Mitraillettes, cagoules noires, bousculades entre forces spéciales et députés: le spectacle indédit qui s'est déroulé mercredi au siège de la société Naftogaz à Kiev marque une nouvelle aggravation du conflit entre le président ukrainien et son premier ministre.

«Les chefs se disputent, leurs subordonnés trinquent», commente à l'AFP une source proche du dossier, en référence à Viktor Iouchtchenko et sa rivale Ioulia Timochenko.

Alliés pro-occidentaux à l'époque de la «révolution orange» de fin 2004 qui les a portés au pouvoir, ils sont devenus depuis des ennemis jurés, se traitant «comme des chiens», selon l'expression de l'ambassadeur russe, Viktor Tchernomyrdine.

Rien que ces derniers mois, les deux chefs de l'exécutif se sont accusés de vol et de corruption.

Nouveau coup de théâtre mercredi: une vingtaine d'inconnus armés et encagoulés ont fait irruption à la mi-journée au siège de Naftogaz, la société publique d'hydrocarbures, dans le centre de Kiev.

«Ils ont repoussé les gardiens pour entrer. On a l'impression qu'ils cherchent à bloquer certains bureaux», expliquait le porte-parole Valentin Zemlianski, en évoquant la piste du SBU, les services de sécurité loyaux au président Iouchtchenko.

Une journaliste de l'AFP a vu douze hommes armés de mitraillettes et de pistolets, encagoulés et vêtus de noir, notamment devant le bureau d'une responsable de la comptabilité.

Ajoutant à une situation déjà insolite, des députés pro-gouvernementaux, accourus au siège de Naftogaz, en sont venus aux mains avec les intrus.
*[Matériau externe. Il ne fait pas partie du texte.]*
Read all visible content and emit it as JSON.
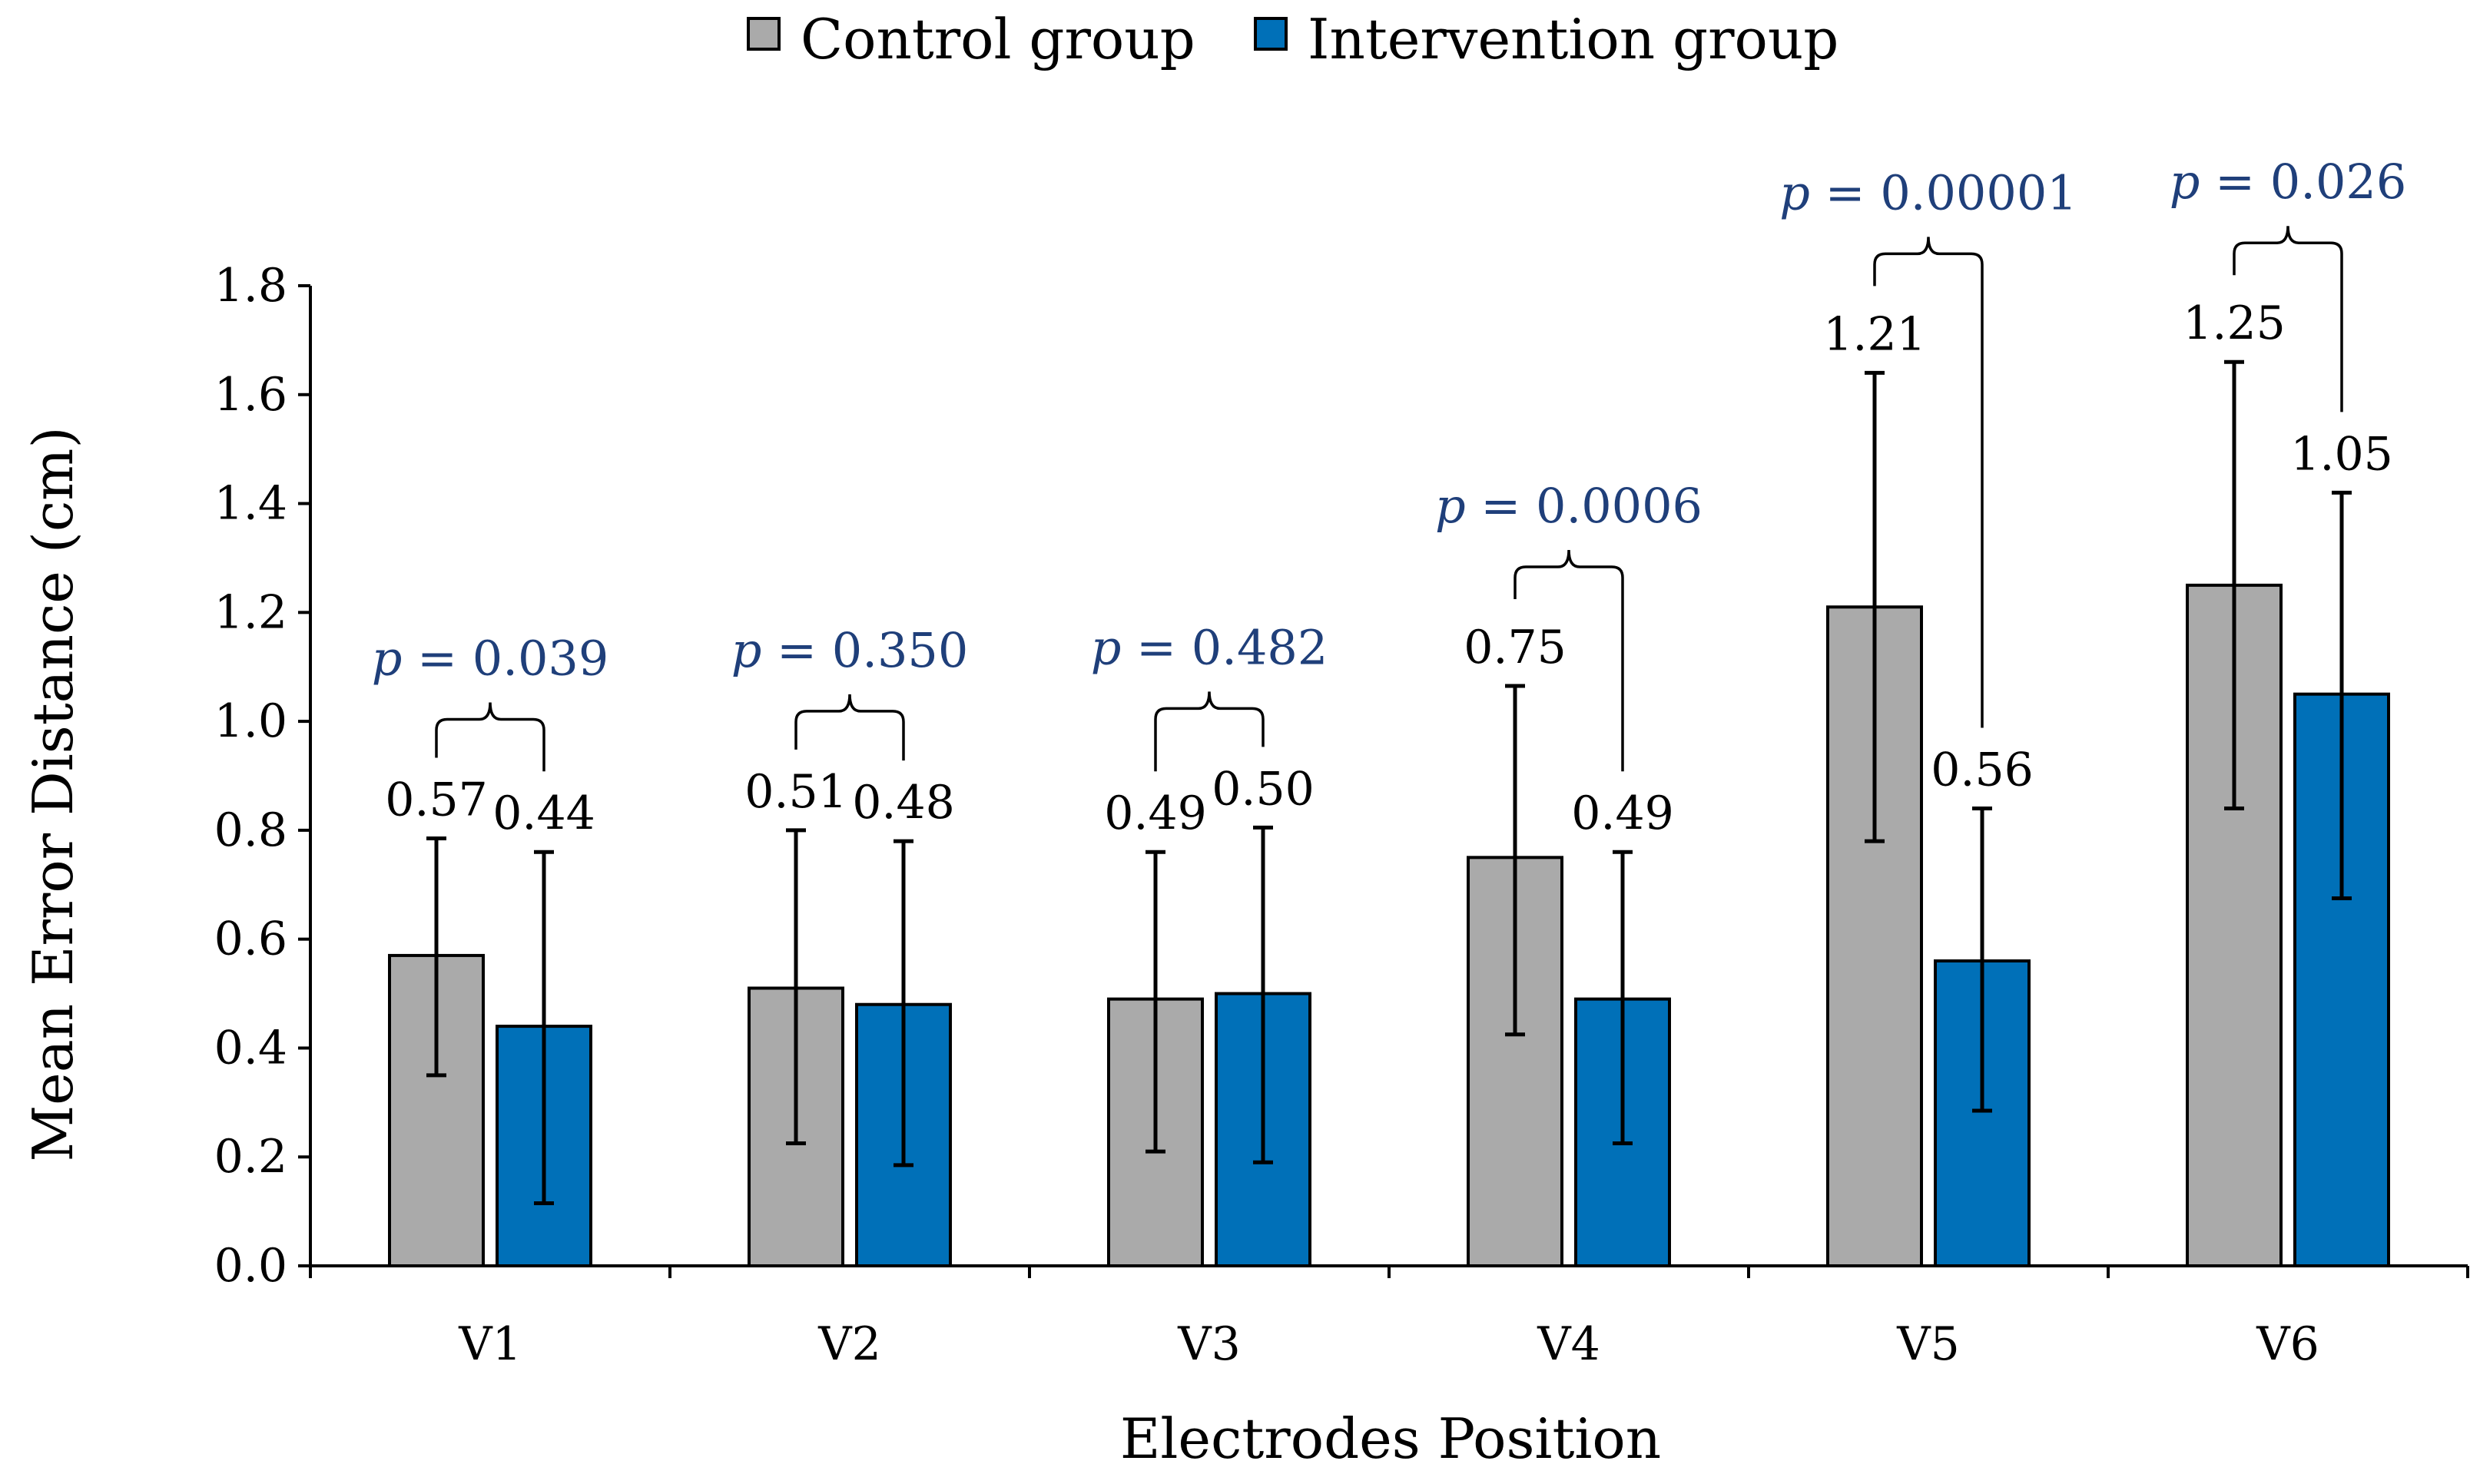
{
  "chart_data": {
    "type": "bar",
    "title": "",
    "xlabel": "Electrodes Position",
    "ylabel": "Mean Error Distance (cm)",
    "ylim": [
      0,
      1.8
    ],
    "yticks": [
      "0.0",
      "0.2",
      "0.4",
      "0.6",
      "0.8",
      "1.0",
      "1.2",
      "1.4",
      "1.6",
      "1.8"
    ],
    "grid": false,
    "legend_position": "top-center",
    "categories": [
      "V1",
      "V2",
      "V3",
      "V4",
      "V5",
      "V6"
    ],
    "series": [
      {
        "name": "Control group",
        "color": "#aaaaaa",
        "values": [
          0.57,
          0.51,
          0.49,
          0.75,
          1.21,
          1.25
        ],
        "labels": [
          "0.57",
          "0.51",
          "0.49",
          "0.75",
          "1.21",
          "1.25"
        ],
        "error_lower": [
          0.35,
          0.225,
          0.21,
          0.425,
          0.78,
          0.84
        ],
        "error_upper": [
          0.785,
          0.8,
          0.76,
          1.065,
          1.64,
          1.66
        ]
      },
      {
        "name": "Intervention group",
        "color": "#0070b8",
        "values": [
          0.44,
          0.48,
          0.5,
          0.49,
          0.56,
          1.05
        ],
        "labels": [
          "0.44",
          "0.48",
          "0.50",
          "0.49",
          "0.56",
          "1.05"
        ],
        "error_lower": [
          0.115,
          0.185,
          0.19,
          0.225,
          0.285,
          0.675
        ],
        "error_upper": [
          0.76,
          0.78,
          0.805,
          0.76,
          0.84,
          1.42
        ]
      }
    ],
    "annotations": [
      {
        "category": "V1",
        "p_symbol": "p",
        "p_value": "= 0.039"
      },
      {
        "category": "V2",
        "p_symbol": "p",
        "p_value": "= 0.350"
      },
      {
        "category": "V3",
        "p_symbol": "p",
        "p_value": "= 0.482"
      },
      {
        "category": "V4",
        "p_symbol": "p",
        "p_value": "= 0.0006"
      },
      {
        "category": "V5",
        "p_symbol": "p",
        "p_value": "= 0.00001"
      },
      {
        "category": "V6",
        "p_symbol": "p",
        "p_value": "= 0.026"
      }
    ]
  }
}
Egalement dépêchés sur place, plusieurs hommes du ministère de l'Intérieur, relevant du Premier ministre, n'ont cependant pas participé à la bagarre.

Peu après, le SBU confirmait sa présence chez Naftogaz, dans le cadre d'une «enquête judiciaire sur la possession par des responsables de cette société de 6,3 milliards de mètres cubes de gaz».

Au passage, selon M. Zemlianski, le SBU a tenté en vain de saisir les originaux des contrats conclus le 19 janvier entre Naftogaz et le géant gazier russe Gazprom pour mettre fin à la nouvelle guerre gazière ukraino-russe.

La Russie avait suspendu le 1er janvier ses livraisons de gaz à l'Ukraine pendant plus de deux semaines, provoquant une crise qui a fortement affecté plusieurs pays européens.

Les contrats conclus à l'issue de cette crise ont été approuvés par Mme Timochenko mais dénoncés par la présidence ukrainienne, qui les a trouvés contraires aux intérêts nationaux.

Un des points clés de la dispute «au sommet» concerne la cession par Gazprom à Naftogaz de 11 milliards de mètres cubes de gaz appartenant à l'intermédiaire gazier RosUkrEnergo (RUE).

«Timochenko estime que ce gaz appartient déjà à l'Ukraine. Iouchtchenko est de l'avis contraire», explique l'analyste Iouri Iakimenko, du Centre des recherches politiques et économiques Razoumkov.

Mme Timochenko, qui était en visite en France mercredi, a à plusieurs reprises accusé le président Iouchtchenko de défendre les intérêts d'hommes ukrainiens associés à RUE, ce que le chef de l'Etat a démenti.

Quoi qu'il en soit, le tiraillement des forces de l'ordre par des adversaires politiques crée «une menace d'affrontements» entre les représentants de ce dernier, avertit M. Iakimenko, rappelant un premier incident de ce genre datant de 2007.

Enfin, Gazprom s'est déclaré dans un communiqué «préoccupé» par la situation chez Naftogaz, espérant qu'elle «n'influerait» ni le paiement de livraisons de gaz russe à l'Ukraine ni son transit vers l'Europe par le territoire ukrainien.